According to Wiese, it took 30 to 45 days for the malware to be completely eradicated from their STAGEnet system, a network that all North American state employees use. Although no information has been lost, North Dakota State Superintendent Kirsten Baesler says that it is calling for a greater drive to combat hacking issues.
"Shawn Riley, chief information officer at ITD, and his team let me know that this happened, the infringement was embedded and sealed, no data was lost," Baesler said. "I was very happy to know that there was no damage, but it was an opportunity for Sean and I and the state (to talk) about what we should do to ensure that these violations do not happen, and ensure that we there is not an access point for further attacks. "

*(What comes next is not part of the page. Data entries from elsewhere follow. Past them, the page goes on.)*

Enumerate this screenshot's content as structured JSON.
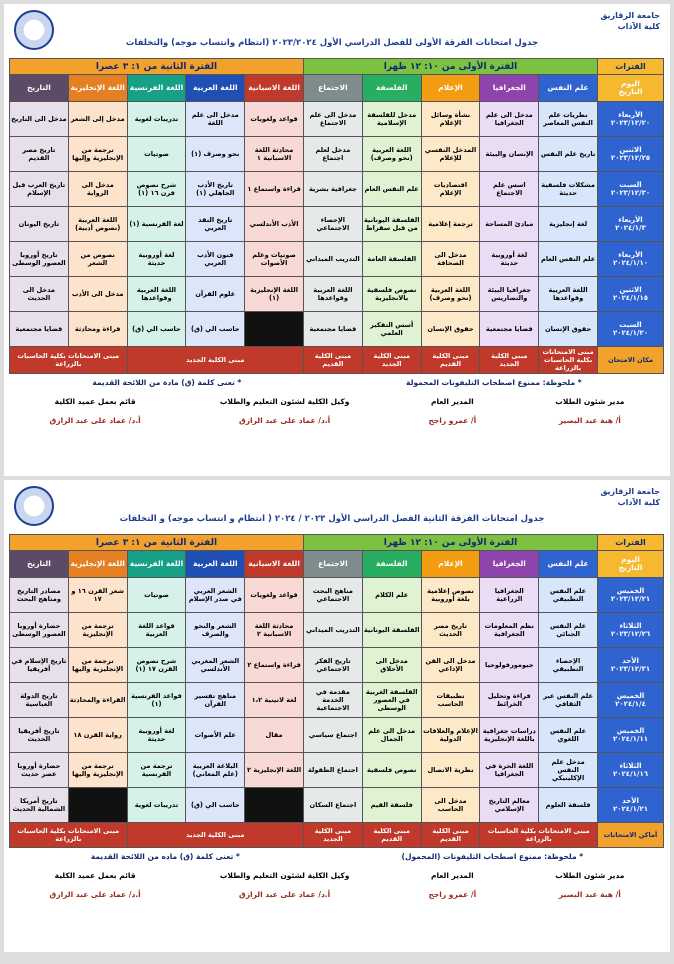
{
  "sheets": [
    {
      "university": "جامعة الزقازيق",
      "faculty": "كلية الآداب",
      "title": "جدول امتحانات الفرقة الأولى للفصل الدراسي الأول ٢٠٢٣/٢٠٢٤ (انتظام وانتساب موجه) والتخلفات",
      "periods_label": "الفترات",
      "day_label": "اليوم",
      "date_label": "التاريخ",
      "period1": "الفترة الأولى من ١٠: ١٢ ظهرا",
      "period2": "الفترة الثانية من ١: ٣ عصرا",
      "columns": [
        "علم النفس",
        "الجغرافيا",
        "الإعلام",
        "الفلسفة",
        "الاجتماع",
        "اللغة الاسبانية",
        "اللغة العربية",
        "اللغة الفرنسية",
        "اللغة الإنجليزية",
        "التاريخ"
      ],
      "rows": [
        {
          "day": "الأربعاء",
          "date": "٢٠٢٣/١٢/٢٠",
          "cells": [
            "نظريات علم النفس المعاصر",
            "مدخل الى علم الجغرافيا",
            "نشأة وسائل الإعلام",
            "مدخل للفلسفة الإسلامية",
            "مدخل الى علم الاجتماع",
            "قواعد ولغويات",
            "مدخل الى علم اللغة",
            "تدريبات لغوية",
            "مدخل إلى الشعر",
            "مدخل الى التاريخ"
          ]
        },
        {
          "day": "الاثنين",
          "date": "٢٠٢٣/١٢/٢٥",
          "cells": [
            "تاريخ علم النفس",
            "الإنسان والبيئة",
            "المدخل النفسي للإعلام",
            "اللغة العربية (نحو وصرف)",
            "مدخل لعلم اجتماع",
            "محادثة اللغة الاسبانية ١",
            "نحو وصرف (١)",
            "صوتيات",
            "ترجمة من الإنجليزية وإليها",
            "تاريخ مصر القديم"
          ]
        },
        {
          "day": "السبت",
          "date": "٢٠٢٣/١٢/٣٠",
          "cells": [
            "مشكلات فلسفية حديثة",
            "اسس علم الاجتماع",
            "اقتصاديات الإعلام",
            "علم النفس العام",
            "جغرافية بشرية",
            "قراءة واستماع ١",
            "تاريخ الأدب الجاهلي (١)",
            "شرح نصوص قرن ١٦ (١)",
            "مدخل الى الرواية",
            "تاريخ العرب قبل الإسلام"
          ]
        },
        {
          "day": "الأربعاء",
          "date": "٢٠٢٤/١/٣",
          "cells": [
            "لغة إنجليزية",
            "مبادئ المساحة",
            "ترجمة إعلامية",
            "الفلسفة اليونانية من قبل سقراط",
            "الإحصاء الاجتماعي",
            "الأدب الأندلسي",
            "تاريخ النقد العربي",
            "لغة الفرنسية (١)",
            "اللغة العربية (نصوص أدبية)",
            "تاريخ اليونان"
          ]
        },
        {
          "day": "الأربعاء",
          "date": "٢٠٢٤/١/١٠",
          "cells": [
            "علم النفس العام",
            "لغة أوروبية حديثة",
            "مدخل الى الصحافة",
            "الفلسفة العامة",
            "التدريب الميداني",
            "صوتيات وعلم الأصوات",
            "فنون الأدب العربي",
            "لغة أوروبية حديثة",
            "نصوص من الشعر",
            "تاريخ أوروبا العصور الوسطى"
          ]
        },
        {
          "day": "الاثنين",
          "date": "٢٠٢٤/١/١٥",
          "cells": [
            "اللغة العربية وقواعدها",
            "جغرافيا البيئة والتضاريس",
            "اللغة العربية (نحو وصرف)",
            "نصوص فلسفية بالانجليزية",
            "اللغة العربية وقواعدها",
            "اللغة الإنجليزية (١)",
            "علوم القرآن",
            "اللغة العربية وقواعدها",
            "مدخل الى الأدب",
            "مدخل الى الحديث"
          ]
        },
        {
          "day": "السبت",
          "date": "٢٠٢٤/١/٢٠",
          "cells": [
            "حقوق الإنسان",
            "قضايا مجتمعية",
            "حقوق الإنسان",
            "أسس التفكير العلمي",
            "قضايا مجتمعية",
            null,
            "حاسب الي (ق)",
            "حاسب الي (ق)",
            "قراءة ومحادثة",
            "قضايا مجتمعية"
          ]
        }
      ],
      "place_label": "مكان الامتحان",
      "places": [
        "مبنى الامتحانات بكلية الحاسبات بالزراعة",
        "مبنى الكلية الجديد",
        "مبنى الكلية القديم",
        "مبنى الكلية الجديد",
        "مبنى الكلية القديم",
        "مبنى الكلية الجديد",
        "مبنى الامتحانات بكلية الحاسبات بالزراعة"
      ],
      "notes": [
        "* ملحوظة: ممنوع اصطحاب التليفونات المحمولة",
        "* تعنى كلمة (ق) مادة من اللائحة القديمة"
      ],
      "signatures": [
        {
          "role": "مدير شئون الطلاب",
          "name": "أ/ هبة عبد البصير"
        },
        {
          "role": "المدير العام",
          "name": "أ/ عمرو راجح"
        },
        {
          "role": "وكيل الكلية لشئون التعليم والطلاب",
          "name": "أ.د/ عماد على عبد الرازق"
        },
        {
          "role": "قائم بعمل عميد الكلية",
          "name": "أ.د/ عماد على عبد الرازق"
        }
      ]
    },
    {
      "university": "جامعة الزقازيق",
      "faculty": "كلية الآداب",
      "title": "جدول امتحانات الفرقة الثانية الفصل الدراسي الأول ٢٠٢٣ / ٢٠٢٤ ( انتظام و انتساب موجه) و التخلفات",
      "periods_label": "الفترات",
      "day_label": "اليوم",
      "date_label": "التاريخ",
      "period1": "الفترة الأولى من ١٠: ١٢ ظهرا",
      "period2": "الفترة الثانية من ١: ٣ عصرا",
      "columns": [
        "علم النفس",
        "الجغرافيا",
        "الإعلام",
        "الفلسفة",
        "الاجتماع",
        "اللغة الاسبانية",
        "اللغة العربية",
        "اللغة الفرنسية",
        "اللغة الإنجليزية",
        "التاريخ"
      ],
      "rows": [
        {
          "day": "الخميس",
          "date": "٢٠٢٣/١٢/٢١",
          "cells": [
            "علم النفس التطبيقي",
            "الجغرافيا الزراعية",
            "نصوص إعلامية بلغة أوروبية",
            "علم الكلام",
            "مناهج البحث الاجتماعي",
            "قواعد ولغويات",
            "الشعر العربي في صدر الإسلام",
            "صوتيات",
            "شعر القرن ١٦ و ١٧",
            "مصادر التاريخ ومناهج البحث"
          ]
        },
        {
          "day": "الثلاثاء",
          "date": "٢٠٢٣/١٢/٢٦",
          "cells": [
            "علم النفس الجنائي",
            "نظم المعلومات الجغرافية",
            "تاريخ مصر الحديث",
            "الفلسفة اليونانية",
            "التدريب الميداني",
            "محادثة اللغة الاسبانية ٢",
            "الشعر والنحو والصرف",
            "قواعد اللغة العربية",
            "ترجمة من الإنجليزية",
            "حضارة أوروبا العصور الوسطى"
          ]
        },
        {
          "day": "الأحد",
          "date": "٢٠٢٣/١٢/٣١",
          "cells": [
            "الإحصاء التطبيقي",
            "جيومورفولوجيا",
            "مدخل الى الفن الإذاعي",
            "مدخل الى الأخلاق",
            "تاريخ الفكر الاجتماعي",
            "قراءة واستماع ٢",
            "الشعر المغربي الأندلسي",
            "شرح نصوص القرن ١٧ (١)",
            "ترجمة من الإنجليزية واليها",
            "تاريخ الإسلام في أفريقيا"
          ]
        },
        {
          "day": "الخميس",
          "date": "٢٠٢٤/١/٤",
          "cells": [
            "علم النفس عبر الثقافي",
            "قراءة وتحليل الخرائط",
            "تطبيقات الحاسب",
            "الفلسفة الغربية في العصور الوسطى",
            "مقدمة في الخدمة الاجتماعية",
            "لغة لاتينية ١،٢",
            "مناهج تفسير القرآن",
            "قواعد الفرنسية (١)",
            "القراءة والمحادثة",
            "تاريخ الدولة العباسية"
          ]
        },
        {
          "day": "الخميس",
          "date": "٢٠٢٤/١/١١",
          "cells": [
            "علم النفس اللغوي",
            "دراسات جغرافية باللغة الإنجليزية",
            "الإعلام والعلاقات الدولية",
            "مدخل الى علم الجمال",
            "اجتماع سياسي",
            "مقال",
            "علم الأصوات",
            "لغة أوروبية حديثة",
            "رواية القرن ١٨",
            "تاريخ أفريقيا الحديث"
          ]
        },
        {
          "day": "الثلاثاء",
          "date": "٢٠٢٤/١/١٦",
          "cells": [
            "مدخل علم النفس الإكلينيكي",
            "اللغة الحرة في الجغرافيا",
            "نظرية الاتصال",
            "نصوص فلسفية",
            "اجتماع الطفولة",
            "اللغة الإنجليزية ٢",
            "البلاغة العربية (علم المعاني)",
            "ترجمة من الفرنسية",
            "ترجمة من الإنجليزية واليها",
            "حضارة أوروبا عصر حديث"
          ]
        },
        {
          "day": "الأحد",
          "date": "٢٠٢٤/١/٢١",
          "cells": [
            "فلسفة العلوم",
            "معالم التاريخ الإسلامي",
            "مدخل الى الحاسب",
            "فلسفة القيم",
            "اجتماع السكان",
            null,
            "حاسب الي (ق)",
            "تدريبات لغوية",
            null,
            "تاريخ أمريكا الشمالية الحديث"
          ]
        }
      ],
      "place_label": "أماكن الامتحانات",
      "places": [
        "مبنى الامتحانات بكلية الحاسبات بالزراعة",
        "مبنى الكلية القديم",
        "مبنى الكلية القديم",
        "مبنى الكلية الجديد",
        "مبنى الكلية الجديد",
        "مبنى الامتحانات بكلية الحاسبات بالزراعة"
      ],
      "notes": [
        "* ملحوظة: ممنوع اصطحاب التليفونات (المحمول)",
        "* تعنى كلمة (ق) ماده من اللائحة القديمة"
      ],
      "signatures": [
        {
          "role": "مدير شئون الطلاب",
          "name": "أ/ هبة عبد البصير"
        },
        {
          "role": "المدير العام",
          "name": "أ/ عمرو راجح"
        },
        {
          "role": "وكيل الكلية لشئون التعليم والطلاب",
          "name": "أ.د/ عماد على عبد الرازق"
        },
        {
          "role": "قائم بعمل عميد الكلية",
          "name": "أ.د/ عماد على عبد الرازق"
        }
      ]
    }
  ]
}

Malware that enters systems such as the STAGEnet can infect more confidential government departments, such as the treasury, the ministry of agriculture and more. There are 252,000 users who have access to STAGEnet in North Dakota, and the school computers are just an entry point for what could be much more confidential information.
"This event is no exception, it is happening more often now and they are getting more and more skilled by going beyond the firewall", says Baesler. "We have 450-plus school buildings, it is unrealistic to think that we can build a strong enough firewall to support this, and K-12 is committed to working with the technology department, so we may not be the starting point."
Wiese says that coordination between cybersecurity departments and the K-12 system is the most crucial part in dealing with such a nasty situation.
"We are trying to align our security initiatives with the K-12 arena, we want to be on the same page and create a unique approach to cybersecurity, so that we react in the same way when things like that happen," he said.
Wiese added that they "work as a trifecta of cyber experts, technology tools and our K-12 staff."
The trifecta, which Wiese calls, is supported by Baesler with a coalition consisting of cyber professionals, new protective technologies and the teachers' board.
The K-20W coalition will establish a set of standards and train teachers to annually inform students K-12 about cyber security, encryption and computer science.
"We have formed this state-wide coalition to talk about cyber security and computer science (We are) using the threefold approach so that every student has access to and exposure to computer security standards," Baesler said.
That curriculum starts in February 2019, according to Baesler.